"From the Surface to Deeper‐level Structure — Two Case Studies on Music Borrowing: Schubert's Fantasy in C Major, D. 760 and Schumann's Fantasie, Op. 17/I"

Xiao Yun, Wabash College

Scholarship on musical borrowing has traditionally focused on surface-level phenomena such as quotation, thematic allusion, and stylistic modeling. While seminal studies have established the expressive and intertextual functions of these gestures, borrowing is still largely viewed as a foreground element, and less attention has been paid to how borrowed material can shape a works underlying tonal plan, voice-leading structure, or formal design.

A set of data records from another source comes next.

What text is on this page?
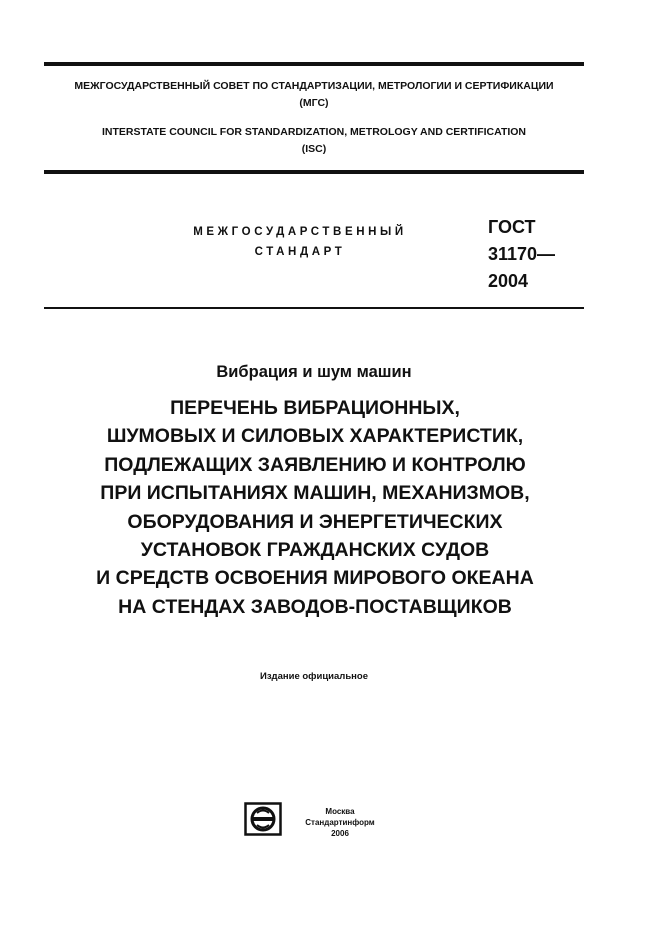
МЕЖГОСУДАРСТВЕННЫЙ СОВЕТ ПО СТАНДАРТИЗАЦИИ, МЕТРОЛОГИИ И СЕРТИФИКАЦИИ
(МГС)
INTERSTATE COUNCIL FOR STANDARDIZATION, METROLOGY AND CERTIFICATION
(ISC)
МЕЖГОСУДАРСТВЕННЫЙ
СТАНДАРТ
ГОСТ
31170—
2004
Вибрация и шум машин
ПЕРЕЧЕНЬ ВИБРАЦИОННЫХ,
ШУМОВЫХ И СИЛОВЫХ ХАРАКТЕРИСТИК,
ПОДЛЕЖАЩИХ ЗАЯВЛЕНИЮ И КОНТРОЛЮ
ПРИ ИСПЫТАНИЯХ МАШИН, МЕХАНИЗМОВ,
ОБОРУДОВАНИЯ И ЭНЕРГЕТИЧЕСКИХ
УСТАНОВОК ГРАЖДАНСКИХ СУДОВ
И СРЕДСТВ ОСВОЕНИЯ МИРОВОГО ОКЕАНА
НА СТЕНДАХ ЗАВОДОВ-ПОСТАВЩИКОВ
Издание официальное
Москва
Стандартинформ
2006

To address this gap, this paper presents two case studies of quintessential nineteenth-century piano works: Schuberts Fantasy in C Major, D. 760 ("Wanderer") and the first movement of Schumanns Fantasie, Op. 17. Through a Schenkerian lens, the analyses demonstrate that musical borrowing in these works operates beneath the surface, influencing deep-level structures. In the "Wanderer" Fantasy, I argue that the chromatic ascending-third motive borrowed from the lied Der Wanderer permeates the work at multiple structural levels, mirroring the protagonists "harmonic wandering" in search of a goal. In Schumanns Op. 17, I identify a previously overlooked reference in the Im Legendenton section that functions as a structural analogy to Beethovens An die ferne Geliebte, moving beyond motivic and semantic allusion to a deeper harmonic interpolation. Together, these analyses reveal how Schubert and Schumann embedded intertextual references into their formal and tonal designs. By doing so, this paper contributes to broader analytical discussions regarding the intersection of music borrowing, voice leading, and musical semantics in the Romantic era.